U.S. District Judge David Bunning said he had no choice but to jail Kim Davis for contempt after she insisted that her "conscience will not allow" her to follow federal court rulings on gay marriage.
"God's moral law conflicts with my job duties," Davis told the judge before she was taken away by a U.S. marshal. "You can't be separated from something that's in your heart and in your soul."
Bunning offered to release Davis if she would promise not to interfere with her employees issuing marriage licenses on Friday morning. But Davis, through her attorneys, rejected that offer and chose to stay in jail.
Gay and lesbian couples vowed to appear at the Rowan County clerk's office for the fifth time on Friday to see if the deputy clerks would keep their promises.
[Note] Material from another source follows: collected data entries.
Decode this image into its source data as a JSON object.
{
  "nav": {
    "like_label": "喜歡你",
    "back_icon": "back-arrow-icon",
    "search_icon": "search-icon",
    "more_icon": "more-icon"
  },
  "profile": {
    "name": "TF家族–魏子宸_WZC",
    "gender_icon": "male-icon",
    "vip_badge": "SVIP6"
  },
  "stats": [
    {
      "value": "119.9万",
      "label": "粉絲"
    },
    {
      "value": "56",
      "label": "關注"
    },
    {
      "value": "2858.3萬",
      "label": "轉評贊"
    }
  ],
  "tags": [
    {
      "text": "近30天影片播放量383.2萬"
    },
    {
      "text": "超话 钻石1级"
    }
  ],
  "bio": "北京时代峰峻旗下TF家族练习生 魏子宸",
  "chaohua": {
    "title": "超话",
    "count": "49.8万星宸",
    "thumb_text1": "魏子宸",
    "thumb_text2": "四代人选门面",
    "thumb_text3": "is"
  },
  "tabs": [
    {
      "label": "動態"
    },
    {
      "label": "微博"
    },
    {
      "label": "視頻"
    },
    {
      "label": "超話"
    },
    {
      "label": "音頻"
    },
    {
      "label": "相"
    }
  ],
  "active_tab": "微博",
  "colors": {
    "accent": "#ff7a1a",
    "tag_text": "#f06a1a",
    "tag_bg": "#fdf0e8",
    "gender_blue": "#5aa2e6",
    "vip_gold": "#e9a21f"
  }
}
"We're going to the courthouse tomorrow to get our marriage license and we're very excited about that," said April Miller, who has been engaged to Karen Roberts for 11 years.
As word of Davis' jailing spread outside the federal courthouse, hundreds of people chanted and screamed, "Love wins! Love wins!" while Davis' supporters booed.
Davis' lawyer, Roger Gannam, said it was the first time in history an American citizen has been jailed for believing that marriage is a union between one man and one woman. He compared her willingness to accept imprisonment to what Martin Luther King Jr. did to advance civil rights.